A proposta de reconhecer o acesso à água como um direito universal básico poderia distanciar as nações ricas das pobres na Organização das Nações Unidas (ONU). A principal oposição parte das nações ocidentais, disse Maude Barlow, activista e fundadora da Blue Planet Project, com sede no Canadá. “O Canadá é o pior. Mas Austrália, Estados Unidos e Grã-Bretanha também entorpecem o processo”, afirmou. “Resisto a ver isto como uma questão Norte-Sul, mas começa a parecer muito que é”, acrescentou à IPS. Se a Assembleia Geral, de 192 membros, adoptar a resolução, “será uma das coisas mais importantes já feitas pela ONU desde a Declaração Universal dos Direitos Humanos”, afirmou Maude.
O rascunho de duas páginas, promovido pela Bolívia, reconhece “o direito humano à água e ao saneamento”. A versão final será apresentada ao presidente da Assembleia Geral, o líbio Ali Abdussalam Treki, no final deste mês, se superar os obstáculos políticos. “É algo muito importante para as nações em desenvolvimento”, disse à IPS um diplomata que não quis identificar-se. É verdade que não há sustento legal para declarar o acesso a água e saneamento como um direito universal básico, ressaltou. “É preciso aperfeiçoar as questões de definição e alcance, mas já há um processo em Genebra para trabalhar a respeito na Assembleia Geral, acrescentou. “São assuntos importantes e devemos obter um consenso para esta resolução. Do contrário será jogado por terra a importância do acordo a que chegamos”, advertiu.

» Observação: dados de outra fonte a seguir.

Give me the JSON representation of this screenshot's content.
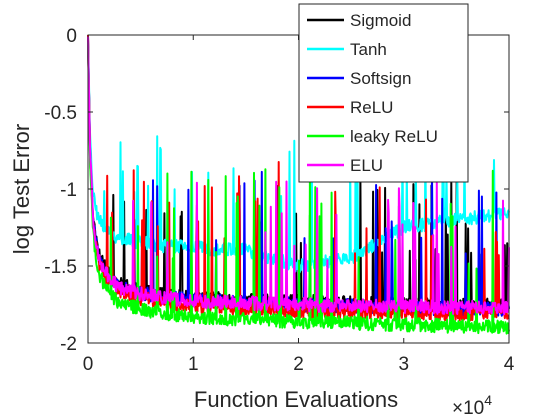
{
  "chart_data": {
    "type": "line",
    "title": "",
    "xlabel": "Function Evaluations",
    "ylabel": "log Test Error",
    "x_exponent_label": "×10",
    "x_exponent_power": "4",
    "xlim": [
      0,
      40000
    ],
    "ylim": [
      -2,
      0
    ],
    "x_ticks": [
      0,
      10000,
      20000,
      30000,
      40000
    ],
    "x_tick_labels": [
      "0",
      "1",
      "2",
      "3",
      "4"
    ],
    "y_ticks": [
      -2,
      -1.5,
      -1,
      -0.5,
      0
    ],
    "y_tick_labels": [
      "-2",
      "-1.5",
      "-1",
      "-0.5",
      "0"
    ],
    "grid": false,
    "legend_position": "top-right",
    "x": [
      0,
      200,
      500,
      1000,
      2000,
      3000,
      5000,
      7500,
      10000,
      15000,
      20000,
      25000,
      30000,
      35000,
      40000
    ],
    "series": [
      {
        "name": "Sigmoid",
        "color": "#000000",
        "values": [
          -0.02,
          -0.75,
          -1.2,
          -1.42,
          -1.55,
          -1.62,
          -1.66,
          -1.69,
          -1.71,
          -1.72,
          -1.73,
          -1.74,
          -1.75,
          -1.75,
          -1.76
        ],
        "spike_peak": -0.85
      },
      {
        "name": "Tanh",
        "color": "#00ffff",
        "values": [
          -0.02,
          -0.7,
          -1.05,
          -1.2,
          -1.28,
          -1.32,
          -1.35,
          -1.37,
          -1.38,
          -1.4,
          -1.5,
          -1.45,
          -1.25,
          -1.2,
          -1.15
        ],
        "spike_peak": -0.6
      },
      {
        "name": "Softsign",
        "color": "#0000ff",
        "values": [
          -0.02,
          -0.78,
          -1.22,
          -1.45,
          -1.58,
          -1.64,
          -1.68,
          -1.7,
          -1.72,
          -1.74,
          -1.75,
          -1.76,
          -1.77,
          -1.78,
          -1.78
        ],
        "spike_peak": -0.88
      },
      {
        "name": "ReLU",
        "color": "#ff0000",
        "values": [
          -0.02,
          -0.8,
          -1.25,
          -1.48,
          -1.6,
          -1.66,
          -1.71,
          -1.74,
          -1.76,
          -1.78,
          -1.79,
          -1.8,
          -1.8,
          -1.81,
          -1.8
        ],
        "spike_peak": -0.82
      },
      {
        "name": "leaky ReLU",
        "color": "#00ff00",
        "values": [
          -0.02,
          -0.82,
          -1.3,
          -1.55,
          -1.68,
          -1.74,
          -1.78,
          -1.81,
          -1.83,
          -1.85,
          -1.86,
          -1.87,
          -1.88,
          -1.89,
          -1.9
        ],
        "spike_peak": -0.85
      },
      {
        "name": "ELU",
        "color": "#ff00ff",
        "values": [
          -0.02,
          -0.76,
          -1.2,
          -1.45,
          -1.58,
          -1.64,
          -1.68,
          -1.71,
          -1.73,
          -1.74,
          -1.75,
          -1.76,
          -1.76,
          -1.77,
          -1.77
        ],
        "spike_peak": -0.95
      }
    ]
  }
}
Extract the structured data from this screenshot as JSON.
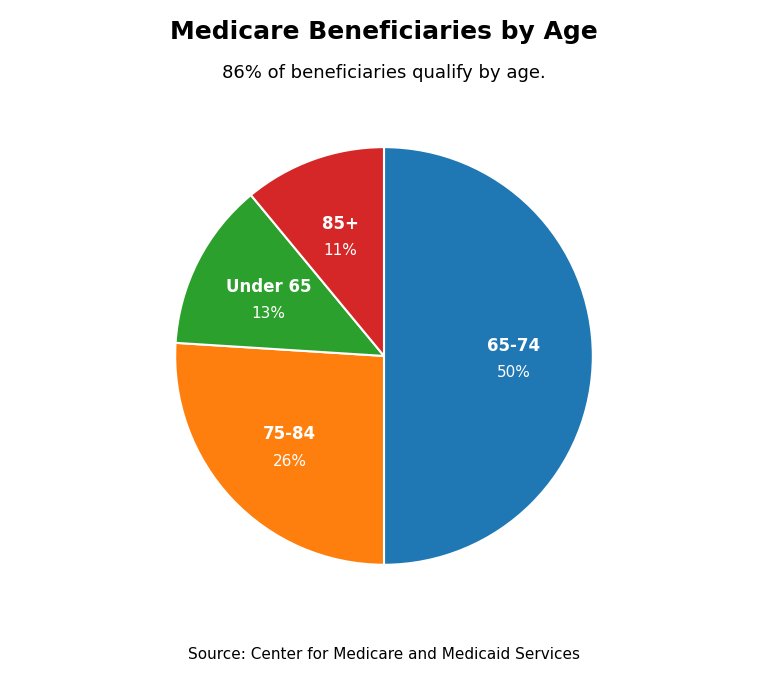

Quase dois mil milhões de pessoas vivem em áreas com escassez e três mil milhões não têm água corrente no raio de um quilómetro de suas casas, destacou Maude. Quando foi redigida a Declaração Universal dos Direitos Humanos, em 1948, ninguém podia prever que chegaria o dia em que o acesso à água seria um problema, diz uma carta enviada por Maude aos representantes dos 192 membros da ONU. “Em 2010 não é exagerado dizer que a dificuldade de acesso a água potável é uma das piores violações dos direitos humanos”, acrescentou a activista, que foi assessora do ex-presidente da Assembleia Geral no período 2008/09, o nicaraguense Miguel d’Escoto.
O Canadá travou os passos mais básicos para um reconhecimento internacional do acesso a água como direito universal e trabalhou nos bastidores para desbaratar as iniciativas com vistas à criação de um instrumento vinculante, afirmou Maude. Os funcionários canadianos não explicam a sua posição, dizendo apenas que uma convenção desse tipo obrigaria o país a compartilhar o seu recurso com os Estados Unidos. Mas é apenas uma desculpa e o governo de Stephen Harper sabe disso, acrescentou. Uma explicação melhor é que uma convenção da ONU actuaria como contrapeso de quem pretende vender a água com fins lucrativos, ressaltou.
Por sua vez, Ann-Mari Karlsson, do Instituto Internacional da Água de Estocolmo (SIWI) disse que a organização concorda “com a posição de especialistas independentes da ONU sobre o direito a água e saneamento serem parte de um padrão de vida adequado, direito já protegido no artigo 11 do Pacto Internacional de Direitos Económicos, Sociais e Culturais”.
É importante que a resolução das Nações Unidas o deixe bem claro, ressaltou Ann-Mari, “o que não está a fazer”, acrescentou. Além disso, neste contexto, não se pode subestimar a importância do saneamento. O acesso a água e a disponibilidade do saneamento estão estreitamente vinculados, disse. Contudo, no contexto dos Objetivos de Desenvolvimento do Milénio, se está mais longe de alcançar o primeiro do que o segundo, acrescentou. “Isso deveria reflectir-se na resolução”, acrescentou.
“Organizações locais e internacionais que lutam por justiça no acesso a água reclamam que as lideranças da ONU claramente reconheçam que se trata de um direito humano, como o saneamento”, disse, por sua vez, Anil Naidoo, também da Blue Planet Project. Anil trabalhou com a China e os 130 integrantes do Grupo dos 77 países em desenvolvimento para promover o rascunho da resolução. “Na medida em que se avança, reclamamos que o texto da resolução seja contundente e não deixe dúvidas a respeito de que a água e o saneamento são direitos humanos”, acrescentou.
“Não estamos contra a privatização como princípio. Nossa principal preocupação é que o Estado assuma a sua responsabilidade de regular e supervisionar as actividades do sector privado para que todos tenham água potável e corrente e saneamento”, afirmou Ann-Mari à IPS. Não é relevante se o serviço é fornecido por uma empresa pública ou privada, mas que a água e o saneamento sejam considerados direitos humanos, insistiu.